Oleh: DR. Basuki Ranto
Dosen Pascasarjana STIE Mulia Pratama
Baru-baru ini terjadi sebuah kebijakan Pemutusan Hubungan Kerja (PHK) yang dilakukan oleh Indosat Ooredoo Hutchison. Sebanyak 300 orang di PHK dalam kondisi mufakat dalam arti diterima dengan baik oleh karyawan yang terdampak PHK, dan hebatnya PHK ini terjadi setelah kedua entitas bisnis sebelumnya melakukan merger dengan membentuk perusahaan dan nama entitas baru.
Dalam banyak kasus, kebijakan PHK menimbulkan polemik terutama tentang kesepakatan besarnya pesangon dan kompensasi lainnya sehingga perlu waktu yang cukup untuk memunculkan sebuah kesepakatan.
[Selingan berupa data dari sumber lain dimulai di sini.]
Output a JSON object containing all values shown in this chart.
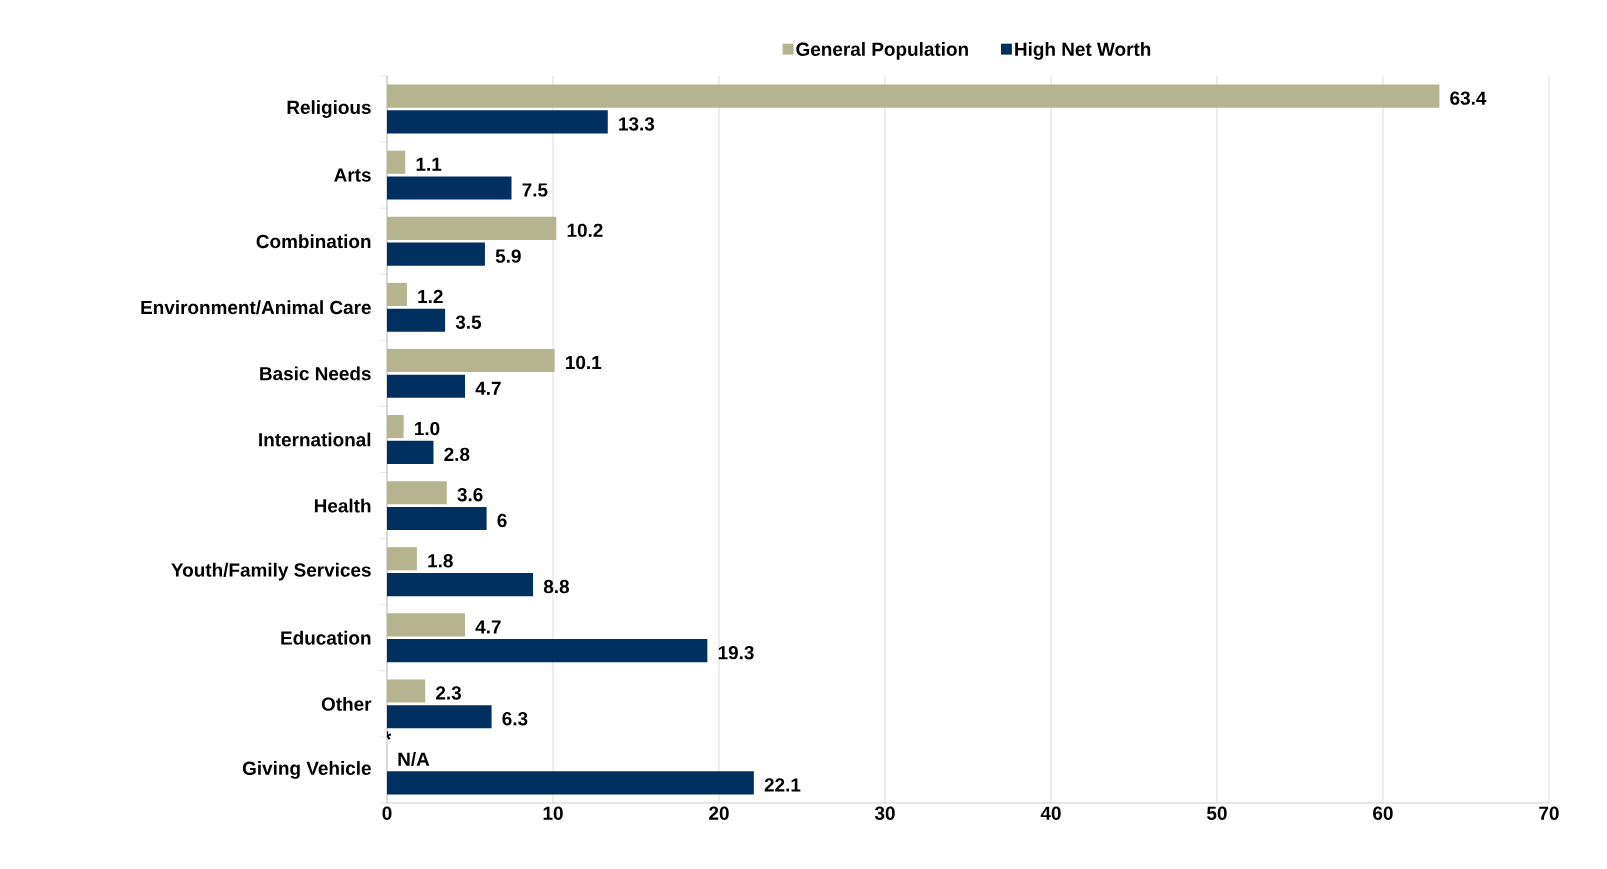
{
  "chart_data": {
    "type": "bar",
    "orientation": "horizontal",
    "categories": [
      "Religious",
      "Arts",
      "Combination",
      "Environment/Animal Care",
      "Basic Needs",
      "International",
      "Health",
      "Youth/Family Services",
      "Education",
      "Other",
      "Giving Vehicle"
    ],
    "series": [
      {
        "name": "General Population",
        "color": "#b5b48e",
        "values": [
          63.4,
          1.1,
          10.2,
          1.2,
          10.1,
          1.0,
          3.6,
          1.8,
          4.7,
          2.3,
          null
        ],
        "value_labels": [
          "63.4",
          "1.1",
          "10.2",
          "1.2",
          "10.1",
          "1.0",
          "3.6",
          "1.8",
          "4.7",
          "2.3",
          "N/A"
        ]
      },
      {
        "name": "High Net Worth",
        "color": "#00305f",
        "values": [
          13.3,
          7.5,
          5.9,
          3.5,
          4.7,
          2.8,
          6,
          8.8,
          19.3,
          6.3,
          22.1
        ],
        "value_labels": [
          "13.3",
          "7.5",
          "5.9",
          "3.5",
          "4.7",
          "2.8",
          "6",
          "8.8",
          "19.3",
          "6.3",
          "22.1"
        ]
      }
    ],
    "xlim": [
      0,
      70
    ],
    "xticks": [
      0,
      10,
      20,
      30,
      40,
      50,
      60,
      70
    ],
    "grid": "x",
    "legend": "top",
    "annotations": [
      "*"
    ]
  }
}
Namun berbeda dengan kebijakan PHK di PT Indosat Ooredoo Hutchison ini yang berlangsung cukup kondusif dan semua yang terkena dampak dapat menerima dan tidak resitensi.
Seperti diketahui, PT Indosat Tbk (ISAT) dan PT Hutchison 3 Indonesia telah melakukan merger dan berlaku efektif mulai 4 Januari 2022. Penggabungan keduanya menghasilkan entitas hasil merger yang kini bernama Indosat Ooredoo Hutchison.
Sebelumnya, kedua pihak telah menandatangani perjanjian penggabungan bersyarat pada 16 September 2021 yang kemudian diperbarui pada 20 Desember.
Berdasarkan rasio pertukaran, Indosat akan memegang porsi kepemilikan saham di Indosat Ooredoo Hutchison sebesar 67,4%, sedangkan Tri 32,6%. Pada saat penyelesaian penggabungan usaha, ISAT nantinya menerbitkan 2,6 miliar saham kepada pemegang saham H3I yang akan mewakili 32,6% dari modal. Jadi pemegang saham Indosat terdilusi karena adanya kombinasi bisnis menjadi 32,6%.
Kebijakan reorganisasi dilakukan dalam rangka pertumbuhan entitas bisnis menghadapi persaingan yang cukup kompetitif apa lagi di era digital ini.
Reorganisasi bisa dilakukan dari sisi perampingan struktur yang tentu saja akan berkait kepada penciutan jumlah tenaga kerja melalui PHK. Dahulu banyak menggunakan istilah rasionalisasi namun sekarang banyak digunakan rightsizing melalui Pemutusan Hubungan Kerja (PHK) secara permanen.
Inisiatif reorganisasi sangat penting untuk keberlanjutan dan pertumbuhan bisnis perusahaan ke depan. Inisiatif rightsizing ini didasarkan pada strategi bisnis ke depan dan pertimbangan yang komprehensif.
Reorganisasi ini diharapkan dapat menjadi langkah strategis yang membawa Indosat Ooredoo Hutchison menjadi perusahaan telekomunikasi digital paling dipilih di Indonesia.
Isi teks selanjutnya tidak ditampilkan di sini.